As Hoppe and others have shown, democracy ("rule by the people") is not at all the same as liberty ("freedom of the individual"). In a system in which "the people' rule, all significant decisions on all aspects of society are taken by "the people", i.e. by the democratically elected government that supposedly represents the people, i.e. by the State. In such a system, people naturally turn to the State to solve their problems or deal with all of society's ills. As a consequence — and because one intervention tends to lead to another — the power of the State is steadily expanded.
This is exactly what has happened in practice in democratic countries. The advent of democracy has subverted rather than supported the freedoms and rights people enjoy in western countries. The power of the State has grown steadily in the last 100 to 150 years in line with the steady growth of democratic principles in government. In the 19th century, right up until the First World War, the tax burden in the United States was a few percent at most, except in times of war. Income tax didn’t exist and was even forbidden by the Constitution.
But as the United States were transformed from a decentralized, federal state into a national parliamentary democracy, government power steadily increased. Government spending in the US grew from about 7% in 1870 to 42% in 2010 (according to figures from The Economist). Government spending and indebtedness are now totally out of control. It is the same in all other western democracies.
The sheer number of laws by which the government controls people has mushroomed beyond anything that the Founding Fathers would be able to imagine in their wildest dreams. The Code of Federal Regulations (CFR) — which lists all laws enacted by the federal government — grew from just a single book in 1925 to more than 200 volumes in 2010, of which the index alone takes up more than 700 pages. It contains rules for everything under the sun — from how a watchband should look to how onion rings should be prepared in restaurants.
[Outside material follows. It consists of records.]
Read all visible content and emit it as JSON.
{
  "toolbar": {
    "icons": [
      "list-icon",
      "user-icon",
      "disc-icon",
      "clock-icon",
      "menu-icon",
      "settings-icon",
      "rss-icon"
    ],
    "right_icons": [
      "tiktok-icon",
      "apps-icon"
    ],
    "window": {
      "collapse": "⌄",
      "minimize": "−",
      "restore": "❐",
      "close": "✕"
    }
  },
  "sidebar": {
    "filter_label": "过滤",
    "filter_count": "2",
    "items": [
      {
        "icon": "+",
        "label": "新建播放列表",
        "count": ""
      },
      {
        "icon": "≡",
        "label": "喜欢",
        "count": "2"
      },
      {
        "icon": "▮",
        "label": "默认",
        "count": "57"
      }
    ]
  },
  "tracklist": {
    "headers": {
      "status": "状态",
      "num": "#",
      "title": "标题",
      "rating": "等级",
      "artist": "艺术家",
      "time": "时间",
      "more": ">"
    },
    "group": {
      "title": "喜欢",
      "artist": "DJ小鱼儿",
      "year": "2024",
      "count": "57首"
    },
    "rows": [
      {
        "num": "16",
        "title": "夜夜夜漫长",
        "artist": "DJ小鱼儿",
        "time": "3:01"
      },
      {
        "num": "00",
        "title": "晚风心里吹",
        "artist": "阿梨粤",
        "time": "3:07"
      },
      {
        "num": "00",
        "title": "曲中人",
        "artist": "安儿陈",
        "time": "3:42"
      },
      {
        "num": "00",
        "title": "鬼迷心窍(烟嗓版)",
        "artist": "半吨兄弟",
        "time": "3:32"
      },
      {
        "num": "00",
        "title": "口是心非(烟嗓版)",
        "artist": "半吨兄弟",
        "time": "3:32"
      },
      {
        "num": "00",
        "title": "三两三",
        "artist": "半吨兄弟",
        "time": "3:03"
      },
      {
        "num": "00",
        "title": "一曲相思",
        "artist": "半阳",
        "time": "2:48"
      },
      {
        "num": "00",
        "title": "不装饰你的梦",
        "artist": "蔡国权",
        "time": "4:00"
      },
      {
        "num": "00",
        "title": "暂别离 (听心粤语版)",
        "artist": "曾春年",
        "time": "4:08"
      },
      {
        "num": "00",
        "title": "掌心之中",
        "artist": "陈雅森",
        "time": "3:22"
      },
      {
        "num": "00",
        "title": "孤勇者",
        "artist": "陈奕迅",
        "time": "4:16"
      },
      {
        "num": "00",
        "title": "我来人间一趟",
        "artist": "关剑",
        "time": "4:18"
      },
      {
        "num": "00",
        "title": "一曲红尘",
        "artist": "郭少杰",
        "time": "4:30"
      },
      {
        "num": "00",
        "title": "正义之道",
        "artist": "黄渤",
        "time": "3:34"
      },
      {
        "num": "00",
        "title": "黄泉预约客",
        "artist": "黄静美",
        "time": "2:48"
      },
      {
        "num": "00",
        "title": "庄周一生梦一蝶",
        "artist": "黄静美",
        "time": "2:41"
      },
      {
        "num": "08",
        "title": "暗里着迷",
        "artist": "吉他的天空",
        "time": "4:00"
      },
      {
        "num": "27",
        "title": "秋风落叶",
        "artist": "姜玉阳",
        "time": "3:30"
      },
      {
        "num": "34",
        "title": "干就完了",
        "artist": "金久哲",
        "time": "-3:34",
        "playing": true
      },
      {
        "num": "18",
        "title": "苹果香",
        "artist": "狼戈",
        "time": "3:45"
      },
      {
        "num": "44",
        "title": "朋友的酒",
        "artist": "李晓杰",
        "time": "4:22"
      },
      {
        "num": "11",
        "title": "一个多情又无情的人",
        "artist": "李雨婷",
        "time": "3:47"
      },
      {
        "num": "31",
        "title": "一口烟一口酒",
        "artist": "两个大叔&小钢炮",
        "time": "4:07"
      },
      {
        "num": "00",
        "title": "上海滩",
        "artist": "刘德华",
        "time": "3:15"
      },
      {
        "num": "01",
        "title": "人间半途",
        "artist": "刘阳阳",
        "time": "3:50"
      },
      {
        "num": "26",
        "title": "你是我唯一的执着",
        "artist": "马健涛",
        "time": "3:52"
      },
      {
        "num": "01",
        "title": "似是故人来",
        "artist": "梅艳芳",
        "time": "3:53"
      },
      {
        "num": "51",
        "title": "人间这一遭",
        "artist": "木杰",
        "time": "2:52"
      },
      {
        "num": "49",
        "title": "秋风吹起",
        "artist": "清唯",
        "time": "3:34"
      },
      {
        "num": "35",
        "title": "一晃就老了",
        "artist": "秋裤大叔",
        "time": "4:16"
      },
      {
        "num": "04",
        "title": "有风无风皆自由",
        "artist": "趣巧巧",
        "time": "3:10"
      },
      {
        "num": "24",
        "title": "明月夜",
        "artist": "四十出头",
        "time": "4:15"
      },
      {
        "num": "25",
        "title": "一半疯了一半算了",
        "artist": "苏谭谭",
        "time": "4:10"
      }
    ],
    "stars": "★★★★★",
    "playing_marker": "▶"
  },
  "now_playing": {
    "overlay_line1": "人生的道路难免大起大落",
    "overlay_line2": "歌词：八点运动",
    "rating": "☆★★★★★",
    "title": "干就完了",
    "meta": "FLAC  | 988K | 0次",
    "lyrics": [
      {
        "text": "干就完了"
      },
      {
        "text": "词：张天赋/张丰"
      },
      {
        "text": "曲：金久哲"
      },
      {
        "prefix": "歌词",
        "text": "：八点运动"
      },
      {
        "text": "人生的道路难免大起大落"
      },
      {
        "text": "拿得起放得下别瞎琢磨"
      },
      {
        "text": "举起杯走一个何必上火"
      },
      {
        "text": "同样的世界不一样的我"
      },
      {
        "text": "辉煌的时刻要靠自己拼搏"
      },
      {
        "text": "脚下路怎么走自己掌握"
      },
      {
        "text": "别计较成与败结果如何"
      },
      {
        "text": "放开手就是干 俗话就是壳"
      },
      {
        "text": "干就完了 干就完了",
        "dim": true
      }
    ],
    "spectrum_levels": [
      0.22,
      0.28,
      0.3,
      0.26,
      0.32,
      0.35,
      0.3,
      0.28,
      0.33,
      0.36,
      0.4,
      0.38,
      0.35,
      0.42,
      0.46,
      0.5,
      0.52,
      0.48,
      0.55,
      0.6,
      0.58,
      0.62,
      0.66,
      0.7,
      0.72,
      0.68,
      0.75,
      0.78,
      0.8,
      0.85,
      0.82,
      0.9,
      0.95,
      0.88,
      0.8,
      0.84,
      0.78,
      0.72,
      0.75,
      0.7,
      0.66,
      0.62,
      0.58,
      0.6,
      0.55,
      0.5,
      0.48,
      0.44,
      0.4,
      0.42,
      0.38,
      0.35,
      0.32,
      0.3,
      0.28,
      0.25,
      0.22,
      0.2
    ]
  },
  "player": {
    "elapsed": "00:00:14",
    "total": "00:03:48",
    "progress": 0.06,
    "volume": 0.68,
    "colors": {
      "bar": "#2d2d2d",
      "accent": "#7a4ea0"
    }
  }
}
Even worse, there are half a million people behind bars in the US just for "drug crimes". No one is safe from law enforcers these days; anyone can be locked up on any pretext. No "right" is sacrosanct, neither the right to free speech nor the right to private property.
And there is no sign that things are getting better. As Lew Rockwell once wrote: "Every day, our markets are less free, our property less secure, our laws more arbitrary, our officials more corrupt and the ideal of liberty a more distant memory."
Rebellion and revolution
Yet this is not how those protesters look at democracy. They do associate democracy with freedom. It is not difficult to see why.
What people in dictatorial states probably want most of all is two things: a decent standard of living, and control over their own lives — over their environment, their careers, their social life. At present they have no say over the laws that rule their lives. They have no control over their property or environment. They cannot set up a business without permission from corrupt bureaucrats. They have no power over whether a dam gets built that will wipe away their village or a polluting plant that will destroy their crops. And they have no way to remove their rulers except through rebellion and revolution.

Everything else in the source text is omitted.